On a recent tour by someone who vets companies for the nuclear industry, Roush said the representative was “blown away” by the safety culture at L&H and told them the company is “poised” to break into the sector at last.
Mike Wandler has been leading the company’s exploration of opportunities in the nuclear sector for many years, seeking to find a comfortable niche for L&H engineers.
“It was kind of confusing as to where the opportunities were,” he told Cowboy State Daily. “But now I’ve kind of found it. It’s in the supply chain. So for me and other innovative Wyoming entrepreneurs, that’s feeding into the supply chain as nuclear energy becomes commercially viable.”
Wyoming has been bringing in nuclear power professionals to the Cowboy State to show leaders in the nuclear sector that there are opportunities for growth in the Cowboy State, which, like neighboring Montana and North Dakota, is also friendly to an all-of-the-above energy strategy.
Wandler has been acting as lead for the private sector in that statewide effort.
“I go out and I help them find, you know, if it’s not me and my manufacturing capabilities, I help them find somebody they can work with,” he said. “So, it’s all of the people doing small modular reactors, nuclear batteries.”
Smaller Is Sometimes Better
Smaller reactors are the direction the nuclear industry is headed, Wandler said.
Many small reactors operating across a power grid create a more resilient network than one large multi-state plant. The safety parameters are stronger, too.
In fact, Wandler has done a deep dive into the safety of these smaller plants.
“They’re only doing incredibly safe designs that are, what do they call it, they basically cool down,” Wandler said. “They don’t take any exterior powers. They don’t have to have generators. They’re convection-cooled, so even if they were completely flooded, they’ll just stop and cool down naturally with no human intervention whatsoever.”
The designs are engineered to prevent incidents. And, with the smaller size, even if a problem did happen, it would be on a much smaller scale than a Fukushima or Chernobyl.
Getting in on the ground floor of building out this new vision for the nuclear power industry is one way L&H hopes to find a new niche and diversify.
“They need parts to put these things together,” Wandler said. “And then they need services to install and maintain them. That’s the supply chain part. So that’s how we’re going to keep jobs and keep growing manufacturing revenues.”
Making Smart Parts
But it’s not just nuclear and other energy industries where L&H is working to diversify.
The company also is working on so-called “smart” components, Roush told Cowboy State Daily.
These components will have sensors that “talk” to the data cloud, and then software analysis can help pinpoint from that data which parts are getting tired and run down.

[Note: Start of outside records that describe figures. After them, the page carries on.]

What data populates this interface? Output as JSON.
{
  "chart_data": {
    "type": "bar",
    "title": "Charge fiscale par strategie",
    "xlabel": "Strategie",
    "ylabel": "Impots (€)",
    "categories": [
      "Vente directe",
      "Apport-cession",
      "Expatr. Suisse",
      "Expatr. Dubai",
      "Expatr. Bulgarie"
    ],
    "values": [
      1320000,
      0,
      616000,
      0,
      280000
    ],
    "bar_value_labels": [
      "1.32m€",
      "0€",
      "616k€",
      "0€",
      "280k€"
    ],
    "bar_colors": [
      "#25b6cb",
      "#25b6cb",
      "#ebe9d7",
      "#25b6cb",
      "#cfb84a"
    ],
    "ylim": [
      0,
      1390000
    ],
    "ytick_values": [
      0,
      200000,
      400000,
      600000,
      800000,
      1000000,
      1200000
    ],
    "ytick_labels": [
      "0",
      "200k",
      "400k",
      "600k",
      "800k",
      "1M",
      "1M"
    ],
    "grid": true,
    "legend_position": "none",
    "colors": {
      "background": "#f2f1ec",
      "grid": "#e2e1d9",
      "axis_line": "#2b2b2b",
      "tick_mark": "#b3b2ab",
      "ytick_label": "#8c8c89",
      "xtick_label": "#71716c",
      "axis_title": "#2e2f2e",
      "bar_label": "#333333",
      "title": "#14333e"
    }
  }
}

“We have our first field test going on right now,” Roush said. “And it went off without a hitch. We really believe that that’s going to be the next thing that we’re diving into is making our components smarter.”

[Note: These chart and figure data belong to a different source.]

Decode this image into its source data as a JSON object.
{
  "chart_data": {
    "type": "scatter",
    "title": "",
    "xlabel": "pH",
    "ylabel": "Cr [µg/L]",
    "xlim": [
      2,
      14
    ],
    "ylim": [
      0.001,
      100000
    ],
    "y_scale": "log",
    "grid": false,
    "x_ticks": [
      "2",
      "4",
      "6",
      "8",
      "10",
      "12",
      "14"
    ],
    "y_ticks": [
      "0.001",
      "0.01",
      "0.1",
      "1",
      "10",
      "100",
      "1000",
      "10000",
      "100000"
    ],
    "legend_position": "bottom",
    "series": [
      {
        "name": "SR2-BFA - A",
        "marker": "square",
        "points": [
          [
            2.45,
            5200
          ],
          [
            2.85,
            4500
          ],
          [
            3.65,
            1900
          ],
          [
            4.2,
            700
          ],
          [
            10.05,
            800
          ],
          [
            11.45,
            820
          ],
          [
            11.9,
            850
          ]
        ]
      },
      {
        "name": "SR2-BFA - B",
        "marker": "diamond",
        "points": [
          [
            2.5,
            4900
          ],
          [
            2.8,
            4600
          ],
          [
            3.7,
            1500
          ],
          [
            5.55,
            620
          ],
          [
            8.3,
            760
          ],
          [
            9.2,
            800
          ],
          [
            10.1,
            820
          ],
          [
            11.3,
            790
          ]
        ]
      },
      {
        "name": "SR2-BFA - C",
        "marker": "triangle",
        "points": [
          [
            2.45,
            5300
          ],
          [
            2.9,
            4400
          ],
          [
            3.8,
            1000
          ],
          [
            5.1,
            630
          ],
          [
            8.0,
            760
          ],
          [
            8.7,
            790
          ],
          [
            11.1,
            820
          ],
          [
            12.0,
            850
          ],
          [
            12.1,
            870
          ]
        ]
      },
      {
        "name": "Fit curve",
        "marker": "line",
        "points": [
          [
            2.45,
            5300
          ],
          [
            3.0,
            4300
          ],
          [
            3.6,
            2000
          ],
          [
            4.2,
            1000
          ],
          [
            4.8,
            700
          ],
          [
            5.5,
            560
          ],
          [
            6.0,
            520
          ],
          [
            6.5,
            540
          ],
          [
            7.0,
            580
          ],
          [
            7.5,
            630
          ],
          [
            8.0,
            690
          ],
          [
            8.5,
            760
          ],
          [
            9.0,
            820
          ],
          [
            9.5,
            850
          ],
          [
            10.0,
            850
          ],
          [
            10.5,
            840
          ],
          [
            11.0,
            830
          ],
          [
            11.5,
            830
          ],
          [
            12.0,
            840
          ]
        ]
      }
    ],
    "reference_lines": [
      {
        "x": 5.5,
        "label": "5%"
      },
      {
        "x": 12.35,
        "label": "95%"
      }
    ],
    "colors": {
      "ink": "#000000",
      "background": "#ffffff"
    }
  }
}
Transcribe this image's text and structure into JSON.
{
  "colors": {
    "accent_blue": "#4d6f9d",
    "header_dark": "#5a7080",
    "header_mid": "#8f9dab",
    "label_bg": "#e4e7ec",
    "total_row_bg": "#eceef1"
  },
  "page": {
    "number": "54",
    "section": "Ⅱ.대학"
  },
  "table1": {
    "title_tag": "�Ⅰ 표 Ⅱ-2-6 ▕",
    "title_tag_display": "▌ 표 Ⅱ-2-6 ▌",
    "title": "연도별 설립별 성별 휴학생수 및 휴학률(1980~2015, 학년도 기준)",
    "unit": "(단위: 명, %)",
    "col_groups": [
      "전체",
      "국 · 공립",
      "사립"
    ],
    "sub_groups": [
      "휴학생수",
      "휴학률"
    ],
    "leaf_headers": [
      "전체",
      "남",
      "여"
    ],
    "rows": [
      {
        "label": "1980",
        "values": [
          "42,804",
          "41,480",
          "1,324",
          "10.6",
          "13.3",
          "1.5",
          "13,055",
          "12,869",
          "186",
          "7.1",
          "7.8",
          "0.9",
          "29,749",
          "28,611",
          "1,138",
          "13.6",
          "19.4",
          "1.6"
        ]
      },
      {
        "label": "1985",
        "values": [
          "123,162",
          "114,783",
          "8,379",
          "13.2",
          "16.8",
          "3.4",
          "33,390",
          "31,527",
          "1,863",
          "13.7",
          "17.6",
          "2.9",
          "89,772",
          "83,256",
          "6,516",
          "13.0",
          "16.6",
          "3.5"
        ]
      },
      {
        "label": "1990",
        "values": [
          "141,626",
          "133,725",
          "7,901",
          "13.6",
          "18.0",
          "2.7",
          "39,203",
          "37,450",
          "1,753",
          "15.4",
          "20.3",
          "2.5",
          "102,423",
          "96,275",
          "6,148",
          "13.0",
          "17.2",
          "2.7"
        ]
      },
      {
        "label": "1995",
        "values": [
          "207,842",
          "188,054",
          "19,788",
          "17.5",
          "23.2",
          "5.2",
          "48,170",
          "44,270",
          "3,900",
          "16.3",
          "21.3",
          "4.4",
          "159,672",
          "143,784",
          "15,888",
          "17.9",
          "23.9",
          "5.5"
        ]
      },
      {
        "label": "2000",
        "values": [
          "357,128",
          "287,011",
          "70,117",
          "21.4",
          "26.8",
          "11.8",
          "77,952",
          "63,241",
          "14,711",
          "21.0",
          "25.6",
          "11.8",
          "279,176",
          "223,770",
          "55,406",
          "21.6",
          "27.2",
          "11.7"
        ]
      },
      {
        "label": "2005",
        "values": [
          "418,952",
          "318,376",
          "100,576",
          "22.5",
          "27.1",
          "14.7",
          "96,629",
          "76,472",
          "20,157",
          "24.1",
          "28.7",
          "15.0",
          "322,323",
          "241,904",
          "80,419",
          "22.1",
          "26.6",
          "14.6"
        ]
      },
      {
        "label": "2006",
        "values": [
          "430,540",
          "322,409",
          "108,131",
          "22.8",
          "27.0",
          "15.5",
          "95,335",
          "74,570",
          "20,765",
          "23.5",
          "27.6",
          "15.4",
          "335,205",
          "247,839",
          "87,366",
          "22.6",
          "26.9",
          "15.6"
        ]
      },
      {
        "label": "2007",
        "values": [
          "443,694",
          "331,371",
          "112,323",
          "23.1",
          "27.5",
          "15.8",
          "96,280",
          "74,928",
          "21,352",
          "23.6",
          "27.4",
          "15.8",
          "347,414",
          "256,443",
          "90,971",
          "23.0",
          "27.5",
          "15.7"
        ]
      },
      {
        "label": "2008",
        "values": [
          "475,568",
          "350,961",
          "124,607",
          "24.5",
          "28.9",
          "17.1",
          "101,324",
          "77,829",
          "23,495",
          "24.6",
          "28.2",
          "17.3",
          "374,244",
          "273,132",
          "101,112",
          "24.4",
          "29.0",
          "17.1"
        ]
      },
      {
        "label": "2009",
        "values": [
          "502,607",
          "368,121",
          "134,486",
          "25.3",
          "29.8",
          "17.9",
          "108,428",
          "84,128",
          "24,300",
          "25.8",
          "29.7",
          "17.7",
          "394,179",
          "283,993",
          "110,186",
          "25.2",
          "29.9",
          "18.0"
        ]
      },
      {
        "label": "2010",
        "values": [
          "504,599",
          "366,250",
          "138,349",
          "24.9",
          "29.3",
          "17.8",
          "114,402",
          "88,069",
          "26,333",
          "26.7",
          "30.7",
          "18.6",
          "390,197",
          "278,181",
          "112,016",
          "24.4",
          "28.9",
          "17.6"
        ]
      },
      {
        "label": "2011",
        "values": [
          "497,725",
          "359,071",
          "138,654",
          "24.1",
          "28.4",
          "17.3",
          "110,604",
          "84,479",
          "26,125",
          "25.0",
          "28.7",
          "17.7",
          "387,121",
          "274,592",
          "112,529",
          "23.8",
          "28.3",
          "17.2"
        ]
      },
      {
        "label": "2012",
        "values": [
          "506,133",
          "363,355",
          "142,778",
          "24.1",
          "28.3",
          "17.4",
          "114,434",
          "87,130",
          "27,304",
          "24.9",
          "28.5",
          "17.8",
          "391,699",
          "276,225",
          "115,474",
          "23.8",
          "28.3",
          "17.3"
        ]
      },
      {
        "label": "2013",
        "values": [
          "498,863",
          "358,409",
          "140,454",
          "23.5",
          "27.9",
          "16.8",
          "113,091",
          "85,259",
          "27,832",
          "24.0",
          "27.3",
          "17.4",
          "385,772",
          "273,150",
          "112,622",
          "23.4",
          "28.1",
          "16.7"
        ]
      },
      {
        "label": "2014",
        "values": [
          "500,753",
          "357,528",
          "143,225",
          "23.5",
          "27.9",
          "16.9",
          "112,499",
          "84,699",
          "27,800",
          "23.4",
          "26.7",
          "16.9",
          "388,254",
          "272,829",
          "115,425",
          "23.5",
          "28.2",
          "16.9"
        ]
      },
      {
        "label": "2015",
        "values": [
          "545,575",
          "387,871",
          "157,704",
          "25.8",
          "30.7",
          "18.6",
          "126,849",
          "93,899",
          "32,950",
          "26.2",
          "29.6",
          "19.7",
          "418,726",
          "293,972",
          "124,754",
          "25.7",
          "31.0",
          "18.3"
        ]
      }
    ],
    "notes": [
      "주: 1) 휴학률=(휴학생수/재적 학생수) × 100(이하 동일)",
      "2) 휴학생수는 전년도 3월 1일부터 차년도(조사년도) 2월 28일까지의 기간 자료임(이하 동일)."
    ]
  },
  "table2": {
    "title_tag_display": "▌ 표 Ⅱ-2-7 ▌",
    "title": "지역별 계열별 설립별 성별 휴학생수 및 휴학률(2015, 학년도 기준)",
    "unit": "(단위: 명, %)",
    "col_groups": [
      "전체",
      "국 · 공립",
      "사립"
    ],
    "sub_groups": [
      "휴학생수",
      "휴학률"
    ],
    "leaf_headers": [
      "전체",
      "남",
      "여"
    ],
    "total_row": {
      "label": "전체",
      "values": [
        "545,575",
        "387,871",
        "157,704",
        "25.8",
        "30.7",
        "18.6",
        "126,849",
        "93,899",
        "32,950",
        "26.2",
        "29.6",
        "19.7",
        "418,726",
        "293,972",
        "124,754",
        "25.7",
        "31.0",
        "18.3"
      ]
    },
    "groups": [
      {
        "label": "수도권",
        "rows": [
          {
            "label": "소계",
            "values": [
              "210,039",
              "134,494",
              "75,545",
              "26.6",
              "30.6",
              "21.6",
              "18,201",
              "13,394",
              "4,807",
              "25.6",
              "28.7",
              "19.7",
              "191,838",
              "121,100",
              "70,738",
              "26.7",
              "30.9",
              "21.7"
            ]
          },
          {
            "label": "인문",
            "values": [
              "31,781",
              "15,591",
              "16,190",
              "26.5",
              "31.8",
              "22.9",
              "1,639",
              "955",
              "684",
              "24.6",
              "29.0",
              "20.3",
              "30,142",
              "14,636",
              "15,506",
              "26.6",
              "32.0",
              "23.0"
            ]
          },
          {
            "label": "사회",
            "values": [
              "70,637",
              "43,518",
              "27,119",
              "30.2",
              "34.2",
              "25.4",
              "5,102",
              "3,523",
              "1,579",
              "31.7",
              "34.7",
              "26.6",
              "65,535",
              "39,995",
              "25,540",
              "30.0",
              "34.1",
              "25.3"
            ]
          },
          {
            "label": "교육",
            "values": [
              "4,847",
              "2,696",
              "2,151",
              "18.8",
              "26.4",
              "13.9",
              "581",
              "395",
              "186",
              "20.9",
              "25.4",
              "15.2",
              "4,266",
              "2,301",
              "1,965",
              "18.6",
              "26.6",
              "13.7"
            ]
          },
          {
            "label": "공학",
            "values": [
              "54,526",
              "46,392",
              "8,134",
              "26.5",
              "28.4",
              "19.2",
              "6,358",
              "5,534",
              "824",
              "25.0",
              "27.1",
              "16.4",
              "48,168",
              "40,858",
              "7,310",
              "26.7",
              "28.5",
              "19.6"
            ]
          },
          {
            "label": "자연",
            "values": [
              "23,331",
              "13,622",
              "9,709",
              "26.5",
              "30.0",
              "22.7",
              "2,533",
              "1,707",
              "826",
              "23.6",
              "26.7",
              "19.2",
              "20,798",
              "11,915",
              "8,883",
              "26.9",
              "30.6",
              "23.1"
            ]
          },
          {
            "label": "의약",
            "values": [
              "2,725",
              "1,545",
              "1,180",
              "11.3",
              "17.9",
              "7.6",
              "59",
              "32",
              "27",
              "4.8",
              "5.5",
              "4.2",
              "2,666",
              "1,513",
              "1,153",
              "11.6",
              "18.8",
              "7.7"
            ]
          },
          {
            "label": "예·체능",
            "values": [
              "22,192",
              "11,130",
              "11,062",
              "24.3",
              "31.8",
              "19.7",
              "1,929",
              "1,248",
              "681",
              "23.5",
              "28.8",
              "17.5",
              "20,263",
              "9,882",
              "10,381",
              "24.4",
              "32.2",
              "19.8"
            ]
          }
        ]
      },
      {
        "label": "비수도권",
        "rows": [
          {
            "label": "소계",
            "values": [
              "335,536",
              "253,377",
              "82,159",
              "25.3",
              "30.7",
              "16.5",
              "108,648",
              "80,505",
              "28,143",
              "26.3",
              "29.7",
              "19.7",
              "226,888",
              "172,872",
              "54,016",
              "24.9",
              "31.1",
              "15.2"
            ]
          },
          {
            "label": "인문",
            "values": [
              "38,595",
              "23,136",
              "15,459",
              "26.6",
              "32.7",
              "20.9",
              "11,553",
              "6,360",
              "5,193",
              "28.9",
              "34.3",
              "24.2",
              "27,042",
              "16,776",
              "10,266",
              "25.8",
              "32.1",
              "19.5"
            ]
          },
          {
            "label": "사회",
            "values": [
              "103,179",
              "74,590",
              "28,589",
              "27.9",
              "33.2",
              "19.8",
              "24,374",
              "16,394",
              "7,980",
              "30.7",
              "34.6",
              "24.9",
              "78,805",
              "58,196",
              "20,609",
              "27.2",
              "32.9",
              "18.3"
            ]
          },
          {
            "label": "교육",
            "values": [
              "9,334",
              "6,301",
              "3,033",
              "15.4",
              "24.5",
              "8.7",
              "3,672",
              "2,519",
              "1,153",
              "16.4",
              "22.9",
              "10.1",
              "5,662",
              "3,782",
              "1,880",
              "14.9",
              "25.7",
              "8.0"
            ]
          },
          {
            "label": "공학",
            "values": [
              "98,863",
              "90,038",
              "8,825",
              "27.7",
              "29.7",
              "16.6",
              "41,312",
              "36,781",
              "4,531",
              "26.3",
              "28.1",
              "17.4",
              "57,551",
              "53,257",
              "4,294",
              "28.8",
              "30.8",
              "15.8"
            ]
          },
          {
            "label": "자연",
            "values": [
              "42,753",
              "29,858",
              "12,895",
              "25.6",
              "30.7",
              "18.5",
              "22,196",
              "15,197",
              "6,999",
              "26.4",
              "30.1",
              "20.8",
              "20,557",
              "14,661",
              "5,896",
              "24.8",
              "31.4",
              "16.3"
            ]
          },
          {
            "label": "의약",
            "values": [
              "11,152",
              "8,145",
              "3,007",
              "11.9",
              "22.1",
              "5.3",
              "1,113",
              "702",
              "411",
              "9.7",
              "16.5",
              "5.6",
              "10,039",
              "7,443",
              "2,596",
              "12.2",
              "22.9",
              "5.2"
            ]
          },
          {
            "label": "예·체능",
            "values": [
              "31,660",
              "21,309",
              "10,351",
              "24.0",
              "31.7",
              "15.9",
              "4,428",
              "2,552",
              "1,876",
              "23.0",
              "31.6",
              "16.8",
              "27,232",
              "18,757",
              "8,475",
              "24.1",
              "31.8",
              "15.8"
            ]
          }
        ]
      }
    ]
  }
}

While L&H’s current field test is geared toward mining components, the principles are generally applicable to all kinds of other mechanical components. Roush believes this will ultimately help the company diversify into other manufacturing sectors.
“We’ve got a platform that is, basically speaking, we’re going to shoot all this data and information backups to the cloud,” Roush said. “It’s available to the customer if, they, you know, if that machine goes bump in the night, then it alerts their phone or alerts whoever they want to direct it to.
“That way, proper maintenance can get in there and at a least trouble shoot.”